Source:
https://scmp.com/magazines/post-magazine/books/article/1975550/book-reviews-primer-growing-old-final-volume-memoirs-and-finding
Culture/ Books

Book reviews: a primer for growing old, a final volume of memoirs, and finding the algorithms of life

Michael Kinsley wants to help baby boomers enter the final stretch of life, Jenny Diski chronicles her own last journey, and a scientist and a writer show the practical side of abstract calculations

Old Age: A Beginner’s Guide is a humorous book about the last stages of life, aimed especially at baby boomers.
Old Age: A Beginner’s Guide

by Michael Kinsley (read by Danny Campbell)

Random House Audio

3.5/5 stars

In the right hands, even death and Parkinson’s disease can be amusing. And Vanity Fair columnist, Slate founder and current-affairs commentator Michael Kinsley delivers what he promises, a funny book largely about the latter, “a subject that does not lend itself to humour” as it ushers in the former. This pithy volume is also addressed to the post-war baby boomer generation, born between 1946 and 1964, as they begin “life’s last chapter”. But perhaps Kinsley, 65, a boomer himself and therefore part of the largest and richest demographic in American history, is just trying to beat the anticipated avalanche he envisages of books about The End from every other boomer journalist. Kinsley was diagnosed with Parkinson’s in 1993 and in the book’s eight collected essays he is sardonic about his own small standing in the great scheme of things; he also throws out a challenge to his generation to formulate a legacy not predicated simply on the accumulation of more stuff. Meanwhile, boomers, he believes, should be aspiring to continuous good health, not dull materialism. Danny Campbell’s narration brings to mind the warm textural comfort of a favourite leather armchair – which seems somehow fitting,

In Gratitude

by Jenny Diski

Bloomsbury (e-book)

4/5 stars

Jenny Diski was diagnosed with inoperable lung cancer in 2014 and died in April this year – a week after publishing this typically unalloyed memoir. One of the most fearless, frank and controversial authors, Diski wrote the columns collected inthis volume for the London Review of Books, overcoming the dread of imagining herself another clichéd cancer chronicler to describe the ordeal of living with a death sentence. But the book that has emerged is so much more. Diski longed to be a writer and a chance acquaintanceship led to her unofficial adoption at 15 by literary eminence Doris Lessing, in a period that followed the “psychologically poisoned atmosphere” of Diski’s childhood, a period described here in all its trials and triumphs. Diski felt “guilt at being an arbitrary recipient of good fortune” – not surprising, after the con man father, the overdose, the psychiatric hospitals, the foster care and separation from her mother. All that eventually helped make her an opinionated dissector of everything from South Africa to depression to the 1960s Aldermaston marches. Lessing looms over In Gratitude, but Diski was decidedly her own writer – as the short stories, novels, essays and travel books attest.

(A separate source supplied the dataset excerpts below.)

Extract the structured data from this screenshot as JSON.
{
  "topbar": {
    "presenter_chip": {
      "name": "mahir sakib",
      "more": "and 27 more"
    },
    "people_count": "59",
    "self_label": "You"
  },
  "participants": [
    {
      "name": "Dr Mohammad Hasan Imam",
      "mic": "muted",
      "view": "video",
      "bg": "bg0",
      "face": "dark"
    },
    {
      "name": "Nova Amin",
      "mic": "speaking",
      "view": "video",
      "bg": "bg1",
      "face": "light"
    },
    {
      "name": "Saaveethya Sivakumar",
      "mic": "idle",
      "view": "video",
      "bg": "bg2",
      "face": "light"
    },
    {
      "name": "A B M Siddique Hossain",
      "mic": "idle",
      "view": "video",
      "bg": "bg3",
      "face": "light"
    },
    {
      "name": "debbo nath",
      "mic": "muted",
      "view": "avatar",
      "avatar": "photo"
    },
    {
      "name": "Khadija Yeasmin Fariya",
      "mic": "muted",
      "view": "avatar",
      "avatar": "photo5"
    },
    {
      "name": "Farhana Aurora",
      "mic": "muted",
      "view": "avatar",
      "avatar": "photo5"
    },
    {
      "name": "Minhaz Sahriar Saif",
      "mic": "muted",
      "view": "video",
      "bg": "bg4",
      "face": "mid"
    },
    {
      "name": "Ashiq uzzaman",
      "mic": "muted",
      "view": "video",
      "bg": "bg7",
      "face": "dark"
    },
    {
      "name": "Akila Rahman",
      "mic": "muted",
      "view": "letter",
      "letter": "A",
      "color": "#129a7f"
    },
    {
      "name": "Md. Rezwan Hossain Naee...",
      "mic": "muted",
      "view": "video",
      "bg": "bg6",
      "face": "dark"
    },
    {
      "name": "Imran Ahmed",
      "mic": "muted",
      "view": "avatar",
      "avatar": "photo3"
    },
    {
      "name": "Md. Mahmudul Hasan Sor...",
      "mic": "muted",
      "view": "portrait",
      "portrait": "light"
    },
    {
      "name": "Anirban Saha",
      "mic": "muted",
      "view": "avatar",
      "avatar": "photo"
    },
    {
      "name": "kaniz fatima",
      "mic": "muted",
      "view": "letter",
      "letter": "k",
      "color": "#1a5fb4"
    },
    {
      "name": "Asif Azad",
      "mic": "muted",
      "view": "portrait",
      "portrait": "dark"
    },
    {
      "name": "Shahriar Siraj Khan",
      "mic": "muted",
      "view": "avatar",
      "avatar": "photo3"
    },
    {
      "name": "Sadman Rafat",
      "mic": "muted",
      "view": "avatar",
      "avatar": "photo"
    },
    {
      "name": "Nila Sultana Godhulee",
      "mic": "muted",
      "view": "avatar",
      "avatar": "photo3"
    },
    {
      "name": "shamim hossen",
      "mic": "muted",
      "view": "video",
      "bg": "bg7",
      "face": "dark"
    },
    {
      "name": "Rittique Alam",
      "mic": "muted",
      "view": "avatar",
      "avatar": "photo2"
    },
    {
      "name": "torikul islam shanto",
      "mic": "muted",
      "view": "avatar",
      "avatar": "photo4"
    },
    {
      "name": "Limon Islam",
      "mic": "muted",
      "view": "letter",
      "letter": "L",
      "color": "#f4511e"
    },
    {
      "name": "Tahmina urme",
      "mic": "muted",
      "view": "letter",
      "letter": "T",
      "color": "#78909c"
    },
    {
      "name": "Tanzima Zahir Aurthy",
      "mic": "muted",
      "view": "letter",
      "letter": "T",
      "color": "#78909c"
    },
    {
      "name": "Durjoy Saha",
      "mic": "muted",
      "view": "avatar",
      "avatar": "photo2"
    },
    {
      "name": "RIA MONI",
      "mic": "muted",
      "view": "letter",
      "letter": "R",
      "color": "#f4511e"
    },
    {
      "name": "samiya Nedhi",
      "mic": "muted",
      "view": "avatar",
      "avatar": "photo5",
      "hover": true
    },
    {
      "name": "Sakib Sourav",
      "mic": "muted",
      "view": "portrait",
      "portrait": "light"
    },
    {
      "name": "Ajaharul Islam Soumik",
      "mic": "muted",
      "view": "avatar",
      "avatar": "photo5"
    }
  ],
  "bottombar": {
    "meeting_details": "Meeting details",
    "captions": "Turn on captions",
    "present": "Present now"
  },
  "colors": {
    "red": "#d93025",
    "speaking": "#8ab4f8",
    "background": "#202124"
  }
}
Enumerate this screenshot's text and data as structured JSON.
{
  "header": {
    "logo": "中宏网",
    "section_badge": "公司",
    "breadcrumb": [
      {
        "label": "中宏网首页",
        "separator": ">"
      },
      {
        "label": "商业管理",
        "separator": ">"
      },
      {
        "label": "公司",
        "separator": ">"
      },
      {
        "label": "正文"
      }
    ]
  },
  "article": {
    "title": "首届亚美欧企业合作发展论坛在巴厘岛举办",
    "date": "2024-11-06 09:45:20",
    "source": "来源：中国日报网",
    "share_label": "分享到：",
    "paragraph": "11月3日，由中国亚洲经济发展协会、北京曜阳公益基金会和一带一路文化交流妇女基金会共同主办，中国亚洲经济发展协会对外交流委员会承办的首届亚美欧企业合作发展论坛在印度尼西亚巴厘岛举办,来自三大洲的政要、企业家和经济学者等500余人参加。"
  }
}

Algorithms to Live By: the Computer Science of Human Decisions

by Brian Christian and Tom Griffiths

Henry Holt and Co. (e-book)

3.5/5 stars

Imagine there was a formula that could tell you when you should buy a flat; or the point at which you should cease all interviews and appoint a new staff member; or the moment you should stop casting your net for a mate and throw in your lot with a potential best bet. All such scenarios are examples of optimal stopping problems and are governed by algorithms – sets of rules making calculations and other problem-solving functions possible, usually for computers. Drawing some surprising parallels between computer science and human behaviour, author Brian Christian and cognitive scientist Tom Griffiths show how one sphere affects the other, not simply in abstract theoretical terms but in everyday decision making. And given that the book is all about finding solutions to personal dilemmas, it also considers, among others, the theories of sorting, scheduling and caching, for those arranging their offices, apportioning their time and filling their wardrobes, respectively. An intriguing volume, thankfully with no computer code and not much in the way of overt mathematics, it might even unite techies and arty types, showing each how the other half thinks.